Sie gründete ein preisgekrönte Schule. Nun will die pensionierte Rektorin Enja Riegel noch mehr erreichen: In Wiesbaden eröffnet sie ihre Traumschule - eine Kampfansage an den Staat.

Riegels putzenden Schüler an der Helene-Lange-Gesamtschule sorgten für deutschlandweite Aufmerksamkeit. Bild: dpa

Ihre Schüler mussten die Schule selber putzen. Sie ließ wochenlang den Unterricht ausfallen, damit die Kinder Theater spielen konnten. Ihr Lerncredo lautet: "Leistung muss sich wieder lohnen." Dennoch liegt ihr die reformpädagogische Community zu Füßen. Enja Riegel, Gründerin der preisgekrönten Helene-Lange-Gesamtschule und pensionierte Schulleiterin, eröffnet am Dienstag eine neue Schule. Der "Campus Klarenthal" in Wiesbaden ist eine private Schule. Riegel sagt, dass "die staatliche Schule zittern und Angst haben soll".

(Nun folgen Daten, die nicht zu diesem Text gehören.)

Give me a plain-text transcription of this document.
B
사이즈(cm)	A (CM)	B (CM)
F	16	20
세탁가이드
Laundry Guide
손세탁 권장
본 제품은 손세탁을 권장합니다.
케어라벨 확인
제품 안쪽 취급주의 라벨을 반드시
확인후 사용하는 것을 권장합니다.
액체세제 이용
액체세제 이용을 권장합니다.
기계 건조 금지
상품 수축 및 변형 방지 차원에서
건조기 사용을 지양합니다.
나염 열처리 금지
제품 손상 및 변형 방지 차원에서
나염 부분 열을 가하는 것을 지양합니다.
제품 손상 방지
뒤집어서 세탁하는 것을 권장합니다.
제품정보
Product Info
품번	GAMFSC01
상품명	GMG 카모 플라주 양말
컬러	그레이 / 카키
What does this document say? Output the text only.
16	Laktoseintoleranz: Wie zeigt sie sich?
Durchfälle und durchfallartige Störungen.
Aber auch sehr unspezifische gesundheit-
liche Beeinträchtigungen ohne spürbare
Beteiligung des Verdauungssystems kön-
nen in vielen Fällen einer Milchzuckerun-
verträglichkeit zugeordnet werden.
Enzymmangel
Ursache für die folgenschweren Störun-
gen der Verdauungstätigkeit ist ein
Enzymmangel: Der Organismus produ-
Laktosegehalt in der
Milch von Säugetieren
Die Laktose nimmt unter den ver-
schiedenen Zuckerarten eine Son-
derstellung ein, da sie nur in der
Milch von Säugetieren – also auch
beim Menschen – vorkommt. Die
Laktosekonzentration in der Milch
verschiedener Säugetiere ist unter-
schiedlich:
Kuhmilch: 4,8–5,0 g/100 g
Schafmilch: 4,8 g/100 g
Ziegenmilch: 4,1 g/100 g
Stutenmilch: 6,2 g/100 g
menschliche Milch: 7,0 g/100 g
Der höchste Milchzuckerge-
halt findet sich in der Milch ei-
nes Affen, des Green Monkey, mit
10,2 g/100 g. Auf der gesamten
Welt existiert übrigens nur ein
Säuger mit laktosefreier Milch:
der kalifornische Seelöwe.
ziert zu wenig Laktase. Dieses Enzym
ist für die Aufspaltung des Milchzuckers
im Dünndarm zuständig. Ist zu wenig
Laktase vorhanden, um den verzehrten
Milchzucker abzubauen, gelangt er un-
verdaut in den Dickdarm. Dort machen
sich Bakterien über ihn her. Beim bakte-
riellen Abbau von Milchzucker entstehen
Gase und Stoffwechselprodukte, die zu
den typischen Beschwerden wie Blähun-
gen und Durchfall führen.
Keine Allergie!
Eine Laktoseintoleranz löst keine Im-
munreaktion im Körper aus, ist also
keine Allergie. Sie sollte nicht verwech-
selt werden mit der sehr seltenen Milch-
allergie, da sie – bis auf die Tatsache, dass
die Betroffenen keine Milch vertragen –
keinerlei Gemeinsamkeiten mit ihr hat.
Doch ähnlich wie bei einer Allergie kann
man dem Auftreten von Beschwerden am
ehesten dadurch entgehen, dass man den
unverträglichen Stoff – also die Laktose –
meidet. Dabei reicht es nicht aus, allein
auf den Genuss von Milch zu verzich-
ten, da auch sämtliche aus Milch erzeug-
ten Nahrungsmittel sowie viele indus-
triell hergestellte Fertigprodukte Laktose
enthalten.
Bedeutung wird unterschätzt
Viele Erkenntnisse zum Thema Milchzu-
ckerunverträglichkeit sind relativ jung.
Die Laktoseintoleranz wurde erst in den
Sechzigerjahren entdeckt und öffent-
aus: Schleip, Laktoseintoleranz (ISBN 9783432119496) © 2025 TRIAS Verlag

Das wird erst mal nicht nötig sein. Denn der 6 Hektar große Campus beherbergt zunächst nur eine Zwergschule. Neben den knapp 40 Kindern der "Kinderhaus" genannten Kita in Klarenthal werden es 46 Fünftklässler sein, die morgen ihren Unterricht antreten. "An diesem Tag sollen die Schüler im Mittelpunkt stehen", sagt die pädagogische Leiterin des Campus, Erika Wey-Falkenhagen. Wenn das Gelände der ehemaligen Gartenakademie erst einmal ausgebaut ist, wird sich zeigen, was Enja Riegel meint, wenn sie sagt: "Ich will an einem guten Modell zeigen, dass Schulen ganz anders arbeiten können als die öffentliche Schule heute."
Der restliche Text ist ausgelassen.